Davalı vekili cevap dilekçesinde özetle; Somut olayda kanunun aramış olduğu şartlar da gözetilerek elektronik posta yoluyla karşılıklı olarak icap-kabul beyanları üzerinde konsensüs sağlandığı ve sözleşme kurulduğunu, davacı ile üzerinde mutabık kalınan davacının özel istekleri doğrultusunda üretilen dava konusu olan ürünün davacıya teslime hazır hale getirildiğini, dava konusu ürünün üretiminde ve tesliminde sözleşmeye aykırılık teşkil edecek bir durumun bulunmadığını, anlaşmaya göre davacı tarafın istekleri doğrultusunda kişiye özel olarak tasarlanıp üretilen sipariş konusu ürünün imalatının tamamlandığını ve —– ile davacıya gönderildiğini, ancak ürünün sözleşmeye aykırı şekilde üretildiği iddiasıyla iade edildiğini, üretilen ve davacıya teslim edilen ürünün yapılan anlaşmaya uygun olarak üretildiğini, özen ve sadakat yükümlülüğüne uygun davranıldığını, kararlaştırılan zamanda davacıya teslim edildiğini sözleşmeye konu olan ürünün kişiye özel tasarlanıp özel üretim olduğunu bu nedenle başka bir kişiye pazarlanma ya da başka bir imalatta kullanma vs. durumunun söz konusu olmadığını, davacının eseri almaktan vazgeçmesi halinde ürünün başka bir şekilde değerlendirilmesi durumu olmayacağından asıl zarara davalının uğrayacağını, davacının haklı bir sebebi olmaksızın ürün tesliminden kaçınarak alacaklı temerrüdüne düştüğünü, davacının kişilik haklarının ihlal edilmediğini, açıklanan nedenlerle davanın reddine, haksız yere dava açılmasına sebebiyet verdiği için davacı taraf aleyhine davaya konu alacağın %10’u oranında sözleşmesel vekalet ücretine ve —– disiplin para cezasına hükmedilmesine, yargılama giderleri ve vekalet ücretinin davacı üzerinde bırakılmasına karar verilmesini talep etmiştir.

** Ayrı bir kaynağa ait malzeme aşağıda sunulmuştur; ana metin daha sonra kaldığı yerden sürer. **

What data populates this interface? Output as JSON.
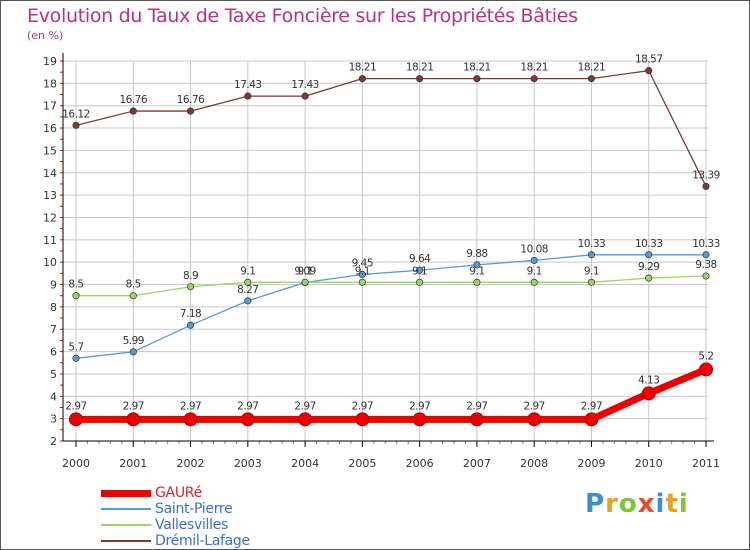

DELİLLERİN DEĞERLENDİRİLMESİ VE GEREKÇE:
Dava hukuki niteliği itibariyle; davacının dava dışı —– yapılan ihale sonucu fiyat teklifi ile üstlendiği mal teslimine ilişkin edimleri davalıya yaptırma talebi sonrası, davalının anlaşmaya uygun olarak gerekli özelliklere sahip, teknik şartnameye uygun olarak mal teslimini yapmaması nedeniyle davacı tarafından ödenen bedelin iadesi, mahrum kalınan kar ve manevi zararın giderilmesi istemli alacak davasıdır.
Mahkememizce davacının bildirmiş olduğu tanık —– dinlenmesi için talimat yazılmış olup, talimat mahkemesince alınan tanık beyanında özetle: ” Davacı şirketin askeriyeden iş alması nedeniyle bu firmayla tanıştığını, bu şirketin——– istediği şartlarda ürünü yapmadığını ve elindeki ürünleri gönderdiklerini, bu ürünlerin şartnameye uygun olmadığını, önden yatırılan kaparoyu iade etmediklerini, şirketin şartnameye uygun olarak teslim etmediği ——- yönünden askeriyenin uyardığını, benzer durum meydana gelirse yasaklı listesine alacaklarını bildirdiklerini, davalı şirketin nasıl ve ne tip ürün yapılacağını bildiğini, mail ortamında yazışmalar yapıldığını, onaydan sonra kapora ödendiğini, —- kumlama kazanı almak istediğini, kendilerinin siparişine uygun kazanı ürettiğini ancak üretimi yaptıktan sonra kazanın askeriye için olduğunu beyan ettiklerini, sonradan çelişkili beyanlar ileri sürdüklerini, ürünü yapamayacaklarını bildirdikleri, şirketin itibar kaybına uğradığını” beyan etmiştir.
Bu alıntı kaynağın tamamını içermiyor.